The AOA sensor was mounted in a cupola on top of a Boeing 767 airplane. It gathered data by looking through an open port in the cupola. The ability of the sensor to accurately gather data through the turbulence produced by the open port was a technology issue. In addition, the sensor was looking through the atmosphere. The varying densities of the atmosphere disturb incoming optical signals and will affect the accuracy of the sensor. The intent was to design a cavity configuration that would have acceptable aerodynamic, acoustic, and optical transmission characteristics. The thin, stable shear layer, which reattaches smoothly onto the aft ramp of the viewing port (good aerodynamic properties), was thought to result in good optical transmission properties for the sensor as well as a low acoustical noise level in the cavity. Experiments with a single cavity were performed under the sponsorship of the U.S. Army/Strategic Defense Command (SDC) in the Model Boeing Transonic Wind Tunnel facility for different cavity sizes and aft ramp shapes.

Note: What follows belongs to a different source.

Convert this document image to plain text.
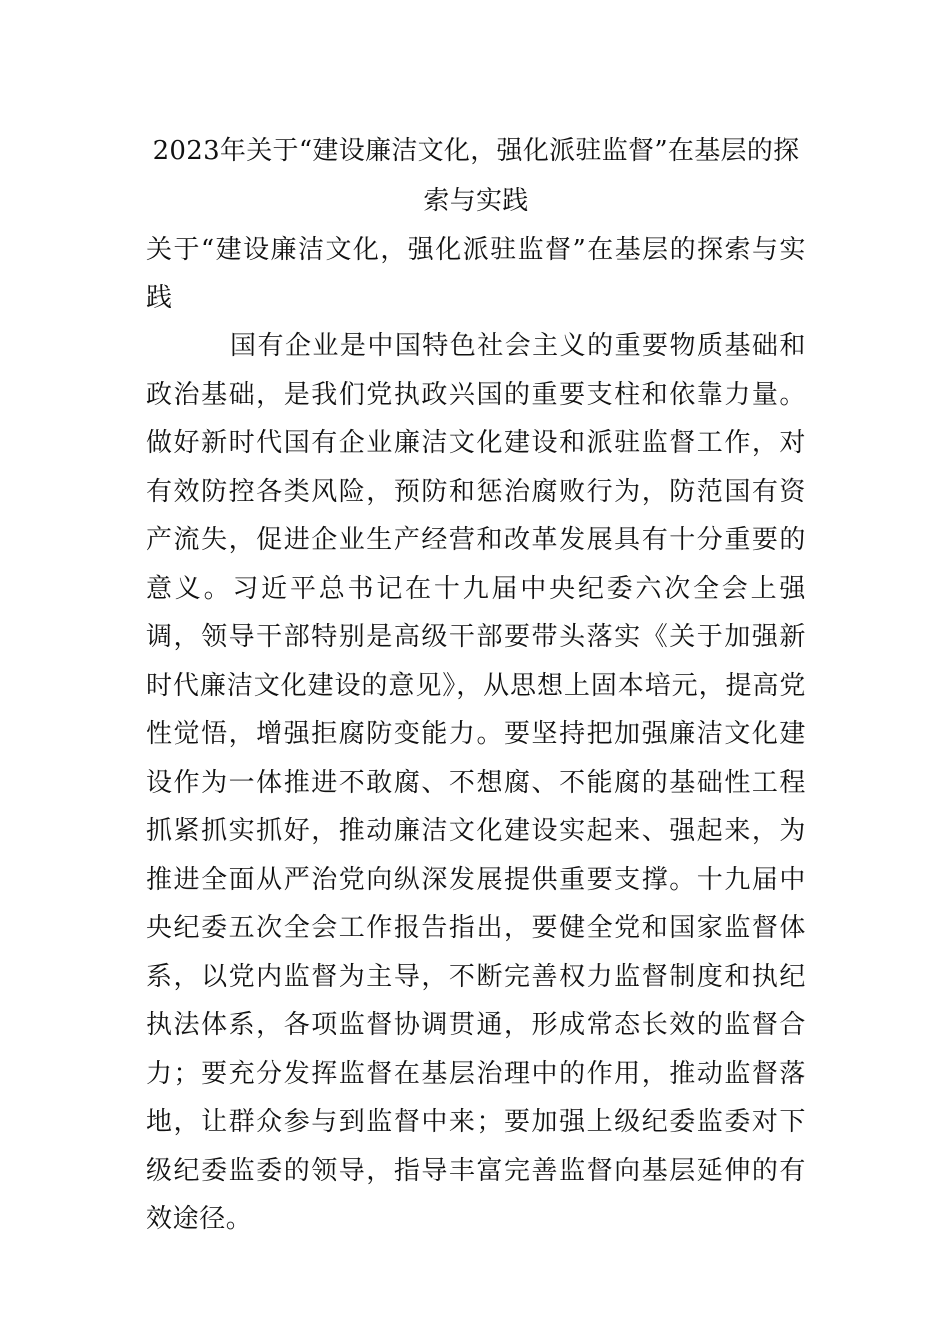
2023年关于“建设廉洁文化，强化派驻监督”在基层的探索与实践

关于“建设廉洁文化，强化派驻监督”在基层的探索与实践

国有企业是中国特色社会主义的重要物质基础和政治基础，是我们党执政兴国的重要支柱和依靠力量。做好新时代国有企业廉洁文化建设和派驻监督工作，对有效防控各类风险，预防和惩治腐败行为，防范国有资产流失，促进企业生产经营和改革发展具有十分重要的意义。习近平总书记在十九届中央纪委六次全会上强调，领导干部特别是高级干部要带头落实《关于加强新时代廉洁文化建设的意见》，从思想上固本培元，提高党性觉悟，增强拒腐防变能力。要坚持把加强廉洁文化建设作为一体推进不敢腐、不想腐、不能腐的基础性工程抓紧抓实抓好，推动廉洁文化建设实起来、强起来，为推进全面从严治党向纵深发展提供重要支撑。十九届中央纪委五次全会工作报告指出，要健全党和国家监督体系，以党内监督为主导，不断完善权力监督制度和执纪执法体系，各项监督协调贯通，形成常态长效的监督合力；要充分发挥监督在基层治理中的作用，推动监督落地，让群众参与到监督中来；要加强上级纪委监委对下级纪委监委的领导，指导丰富完善监督向基层延伸的有效途径。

Above most of the atmosphere, this sensor could look up against the cold space background and track RVs as they flew through mid-course. There was some uncertainty regarding the infrared background that an airborne sensor such as AOA would see. Sunlight scattered from either natural or (particularly) man-made "noctilucent clouds" might obscure the real RV targets. These clouds form at altitudes from 60 to 100 kilometers (km). During a battle, the particles ablating from debris reentering the atmosphere would form nucleation centers. Long-lived ice crystals would grow at these centers, possibly creating a noisy infrared background that would obscure the real targets arriving later. Intentional seeding of these clouds is also a possibility.
Airborne Optical Adjunct and the ABM Treaty
A series of experiments by the United States called into question they had exceeded the permissible research allowed by Article V for other than fixed land-based ABM systems. The issue was made more difficult by the language in Article V that pertains to "ABM systems or components." Consequently, much work proceeded on ABM-related projects that is characterized as "adjuncts," "subcomponents," or "subsystems," which are not limited by the Treaty, as opposed to "components," which are limited. As might be expected, "components" were not defined by the Treaty.
The Reagan Administration interpreted "components" as including only devices capable of standing on their own as substitutes for the ABM missiles, launchers, or radars mentioned in Article 11. "Adjuncts," or other terms implying the same, on the other hand, were held to be parts of the independent component. The problem's practical application was illustrated best by the controversy over the Reagan Administration's characterization of elements of ABM sensors, currently being "demonstrated," as adjuncts to larger ABM components. Demonstrations of the Airborne Optical System (AOS) in particular received much attention. Under the Reagan Administration's interpretation, the two functions when tested separately were not forbidden "tests" of "components," but instead were permitted "demonstrations" of "adjuncts" as neither element acting alone has ABM utility.
As planned, the AOA could not launch and guide interceptors to destroy threatening objects. Therefore, it must be able to transfer information that it obtains to the Terminal Imaging Radar. Resolution would be relatively coarse: a follow-up system based on this technology might eventually be able to direct ground-based radars, which in turn would hand target track data over to high speed hit-to-kill projectiles.